Thursday, December 18, 2008

A Transportation Question

Last week, I picked up my wife (who will join me working at USC--she will be a physician-faculty member at Keck Med School), our two cats and our wine in Bethesda and drove across the country. It was the first time we had done so in more than 20 years, and other than the fact that it discomfited one of the cats (a nervous nelly about life in general), it was quite a lot of fun.

As we travelled I-66 to I-81 to I-40 to I-30 to I-20 to I-10, I couldn't help but admire the remarkable achievement that is the Interstate Highway system. But I also couldn't help but wonder whether it was sometimes overdone.

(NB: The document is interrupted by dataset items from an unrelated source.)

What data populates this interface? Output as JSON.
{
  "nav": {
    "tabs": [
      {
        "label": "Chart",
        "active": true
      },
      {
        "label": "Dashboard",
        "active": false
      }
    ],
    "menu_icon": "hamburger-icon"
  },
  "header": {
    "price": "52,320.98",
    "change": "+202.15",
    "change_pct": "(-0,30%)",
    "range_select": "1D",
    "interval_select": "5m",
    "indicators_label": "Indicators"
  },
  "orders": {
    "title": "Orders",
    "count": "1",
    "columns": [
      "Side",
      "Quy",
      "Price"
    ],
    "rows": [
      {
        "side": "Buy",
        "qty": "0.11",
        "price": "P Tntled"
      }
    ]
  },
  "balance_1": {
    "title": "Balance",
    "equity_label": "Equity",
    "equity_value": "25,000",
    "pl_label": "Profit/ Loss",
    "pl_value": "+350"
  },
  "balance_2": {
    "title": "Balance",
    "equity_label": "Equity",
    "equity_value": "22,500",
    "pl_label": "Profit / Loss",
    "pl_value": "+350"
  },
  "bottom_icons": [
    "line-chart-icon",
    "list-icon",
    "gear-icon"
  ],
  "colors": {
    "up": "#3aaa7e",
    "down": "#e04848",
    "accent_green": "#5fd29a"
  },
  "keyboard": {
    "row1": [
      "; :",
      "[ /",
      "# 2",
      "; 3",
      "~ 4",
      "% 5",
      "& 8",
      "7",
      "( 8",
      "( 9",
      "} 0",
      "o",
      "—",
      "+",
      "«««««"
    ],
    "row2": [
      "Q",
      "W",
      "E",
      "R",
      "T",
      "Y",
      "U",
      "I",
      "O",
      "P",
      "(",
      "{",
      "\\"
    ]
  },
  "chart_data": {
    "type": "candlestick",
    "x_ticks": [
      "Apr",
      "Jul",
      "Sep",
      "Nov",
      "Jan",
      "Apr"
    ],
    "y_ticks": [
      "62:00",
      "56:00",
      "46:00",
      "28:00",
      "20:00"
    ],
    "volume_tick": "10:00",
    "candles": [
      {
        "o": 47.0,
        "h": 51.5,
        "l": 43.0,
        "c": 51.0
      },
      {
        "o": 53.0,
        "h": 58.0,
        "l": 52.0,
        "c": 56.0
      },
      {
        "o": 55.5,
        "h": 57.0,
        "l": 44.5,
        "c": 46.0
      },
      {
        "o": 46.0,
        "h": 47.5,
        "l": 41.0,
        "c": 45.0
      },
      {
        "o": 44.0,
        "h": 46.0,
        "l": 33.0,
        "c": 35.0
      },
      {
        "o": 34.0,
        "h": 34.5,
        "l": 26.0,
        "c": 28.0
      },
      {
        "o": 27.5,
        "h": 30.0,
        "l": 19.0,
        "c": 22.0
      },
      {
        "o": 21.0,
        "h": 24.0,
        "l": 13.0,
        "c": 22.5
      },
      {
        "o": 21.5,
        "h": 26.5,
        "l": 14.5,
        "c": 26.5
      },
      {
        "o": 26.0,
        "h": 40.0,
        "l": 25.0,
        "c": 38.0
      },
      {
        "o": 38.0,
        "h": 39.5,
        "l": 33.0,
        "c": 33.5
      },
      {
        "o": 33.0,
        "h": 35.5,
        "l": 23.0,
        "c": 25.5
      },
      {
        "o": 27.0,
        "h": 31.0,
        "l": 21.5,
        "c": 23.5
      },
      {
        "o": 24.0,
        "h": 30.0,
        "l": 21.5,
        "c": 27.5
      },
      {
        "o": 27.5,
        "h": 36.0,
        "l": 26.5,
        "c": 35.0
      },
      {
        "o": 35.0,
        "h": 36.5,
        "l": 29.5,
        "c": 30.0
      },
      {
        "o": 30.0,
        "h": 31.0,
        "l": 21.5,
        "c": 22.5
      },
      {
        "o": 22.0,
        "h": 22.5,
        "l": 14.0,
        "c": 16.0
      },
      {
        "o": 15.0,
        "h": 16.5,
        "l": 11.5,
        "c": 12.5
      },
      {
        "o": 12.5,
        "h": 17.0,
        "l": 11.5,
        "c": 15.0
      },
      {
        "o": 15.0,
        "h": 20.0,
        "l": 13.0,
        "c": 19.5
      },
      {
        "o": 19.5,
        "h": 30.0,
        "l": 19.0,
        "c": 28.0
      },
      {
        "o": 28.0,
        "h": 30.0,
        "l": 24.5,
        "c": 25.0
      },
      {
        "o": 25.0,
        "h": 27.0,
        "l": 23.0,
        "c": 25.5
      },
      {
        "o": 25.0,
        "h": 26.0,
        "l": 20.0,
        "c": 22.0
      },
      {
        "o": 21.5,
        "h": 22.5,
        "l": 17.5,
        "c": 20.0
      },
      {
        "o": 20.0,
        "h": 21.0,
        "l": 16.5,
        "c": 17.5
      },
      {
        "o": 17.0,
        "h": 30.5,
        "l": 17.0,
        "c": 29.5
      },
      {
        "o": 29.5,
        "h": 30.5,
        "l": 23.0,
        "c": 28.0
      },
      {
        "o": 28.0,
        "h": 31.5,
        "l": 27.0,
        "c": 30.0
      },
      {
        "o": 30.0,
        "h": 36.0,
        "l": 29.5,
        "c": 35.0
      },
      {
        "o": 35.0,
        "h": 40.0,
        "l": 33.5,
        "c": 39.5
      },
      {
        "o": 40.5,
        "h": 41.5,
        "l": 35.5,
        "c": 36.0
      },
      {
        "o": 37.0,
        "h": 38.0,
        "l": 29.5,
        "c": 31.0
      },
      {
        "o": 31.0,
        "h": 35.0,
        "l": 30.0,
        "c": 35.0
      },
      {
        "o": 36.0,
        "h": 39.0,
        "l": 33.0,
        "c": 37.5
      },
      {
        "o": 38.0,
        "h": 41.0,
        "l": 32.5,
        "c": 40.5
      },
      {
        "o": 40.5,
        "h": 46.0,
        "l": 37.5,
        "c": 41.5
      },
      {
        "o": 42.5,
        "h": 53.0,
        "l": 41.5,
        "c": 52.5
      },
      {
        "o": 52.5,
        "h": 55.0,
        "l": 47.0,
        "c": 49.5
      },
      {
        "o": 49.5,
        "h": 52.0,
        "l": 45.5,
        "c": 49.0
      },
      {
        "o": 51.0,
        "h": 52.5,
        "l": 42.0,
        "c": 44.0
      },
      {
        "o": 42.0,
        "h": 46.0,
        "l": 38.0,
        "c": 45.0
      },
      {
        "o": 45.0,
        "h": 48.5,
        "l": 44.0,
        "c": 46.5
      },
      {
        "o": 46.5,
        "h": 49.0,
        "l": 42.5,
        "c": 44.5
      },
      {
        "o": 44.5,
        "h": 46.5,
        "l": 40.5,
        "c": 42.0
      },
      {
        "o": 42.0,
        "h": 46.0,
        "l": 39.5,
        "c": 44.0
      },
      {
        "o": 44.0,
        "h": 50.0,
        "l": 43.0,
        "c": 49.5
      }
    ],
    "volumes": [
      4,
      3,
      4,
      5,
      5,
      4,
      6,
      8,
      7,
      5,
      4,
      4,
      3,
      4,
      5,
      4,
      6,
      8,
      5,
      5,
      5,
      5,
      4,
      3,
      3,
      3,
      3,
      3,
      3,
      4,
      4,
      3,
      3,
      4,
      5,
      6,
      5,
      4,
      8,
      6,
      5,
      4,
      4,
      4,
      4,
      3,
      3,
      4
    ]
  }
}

In particular, the drive across West Texas was striking for its lack of traffic. The speed limit there was 80, and it is fun to drive unmolested at that speed. The scenery is hauntingly beautiful, too. But I wonder whether a 4-lane superhighway is really necessary there. Wouldn't a 2-lane highway with passing lanes on up-grades and limited at-grade intersections do the trick for such places? Or are the network benefits of having four lanes everywhere worth the cost? I don't know the answer to this--perhaps there is some literature? If we are going to spend a lot on infrastructure, we need to think carefully about such things.


Anonymous said...

Japan built a lot of roads that are sparsely used. It didn't result in robust economic growth. This is not a good investment, but rather the near equivalent of paying people to dig ditches, and fill them in again.

Anonymous said...

Remember, one of the stated purposes of the Interstate system was for military transport. A four-lane highway might make more sense in that case.

Also: Montana's I-90 was originally built in many parts of eastern Montana with full access control (meaning overpasses with on- and off-ramps), but only 2 lanes. I traveled on it in the early 1970's. It worked fine, since traffic was very light. Since that time (due to federal $$ availability??) it was upgraded to 4 lanes.